I understand Fran's assertion that there is no significant diference between these two operations. I still think there may be utility in being able to have multiple queries run in the same batch, but I am fine with his answer.

Actually, your proposal _could _ be slower (but also faster) wink . Let me show an example (this is true for set fetching, not single entity fetches, which are so quick, it's academic to debate about speed really)

say you fetch a bunch of orders and the customers they belong to. Say the set of orders is TableA and the customers is table B. Say the # of customers of the set of orders is below the ParameterizedPrefetchPathThreshold you've set (e.g. threshold is 100 and you have 50 customers).

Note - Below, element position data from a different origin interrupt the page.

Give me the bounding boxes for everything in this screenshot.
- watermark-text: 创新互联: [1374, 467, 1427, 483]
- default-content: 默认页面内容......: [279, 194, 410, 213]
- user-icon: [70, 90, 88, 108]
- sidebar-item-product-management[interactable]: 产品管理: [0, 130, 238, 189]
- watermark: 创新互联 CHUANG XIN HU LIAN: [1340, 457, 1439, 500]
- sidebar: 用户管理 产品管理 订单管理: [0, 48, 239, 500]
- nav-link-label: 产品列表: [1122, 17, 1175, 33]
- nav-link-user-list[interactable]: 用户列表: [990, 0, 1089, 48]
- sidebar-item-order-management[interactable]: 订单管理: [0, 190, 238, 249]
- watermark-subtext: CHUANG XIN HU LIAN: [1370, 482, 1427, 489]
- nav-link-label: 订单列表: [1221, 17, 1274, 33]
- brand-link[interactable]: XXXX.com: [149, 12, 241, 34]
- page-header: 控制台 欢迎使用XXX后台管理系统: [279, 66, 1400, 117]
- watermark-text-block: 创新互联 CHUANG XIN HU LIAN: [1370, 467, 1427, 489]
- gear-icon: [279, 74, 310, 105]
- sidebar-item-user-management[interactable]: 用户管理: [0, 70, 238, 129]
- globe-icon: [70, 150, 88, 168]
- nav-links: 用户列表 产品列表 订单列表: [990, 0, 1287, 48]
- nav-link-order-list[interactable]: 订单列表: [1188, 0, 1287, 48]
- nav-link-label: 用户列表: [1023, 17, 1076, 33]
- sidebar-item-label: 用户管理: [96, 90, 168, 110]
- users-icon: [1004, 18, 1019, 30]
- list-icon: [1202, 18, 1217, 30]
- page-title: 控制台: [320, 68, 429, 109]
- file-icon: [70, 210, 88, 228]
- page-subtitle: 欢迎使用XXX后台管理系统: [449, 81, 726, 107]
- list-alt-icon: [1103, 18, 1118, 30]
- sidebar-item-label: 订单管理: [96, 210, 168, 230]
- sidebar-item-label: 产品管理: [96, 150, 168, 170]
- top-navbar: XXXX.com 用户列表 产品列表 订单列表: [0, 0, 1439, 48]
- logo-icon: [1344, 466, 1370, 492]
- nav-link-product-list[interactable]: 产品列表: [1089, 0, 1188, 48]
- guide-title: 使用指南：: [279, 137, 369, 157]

in your case, you have to specify as queries: 1: SELECT ... FROM Orders WHERE <order filter> 2: SELECT ... FROM Customers WHERE CustomerID IN (SELECT CustomerID FROM Orders WHERE <order filter>)

However, with prefetch paths and 2 queries, this can be optimized. The second query will become: 2: SELECT ... FROM Customers WHERE CustomerID IN (@p1, @p2, ... @p50);

this is quicker, as the query doesn't have to run over Orders again.

So you can optimize subsequential queries, based on data already fetched, but you can only do that if you execute 1 query at a time (obviously). This might be a bit slower due to subsequential commands being executed (although I doubt anyone could measure that as the biggest hurdle, the connection, is kept open) but it's a lot quicker due to smarter SQL simple_smile

It's a give and take system though, as I don't want to suggest that this system is quicker in all situations. It's possible to design a situation where this isn't quicker and a different approach might be faster. However in generic code it's impossible to decide what to do: take approach X over approach Y or vice versa, as data in the DB (statistics) are needed to determine that, which are obviously not available in-memory.

So in short: if you look for more performance, it's key to simply execute smarter SQL and less SQL, limit locks etc. It's far more quicker to simply re-use a pre-rendered webpage from the cache for 5 minutes than to rebuild the webpage every time from data obtained from the DB, even if that DB / query is very quick. (just an example).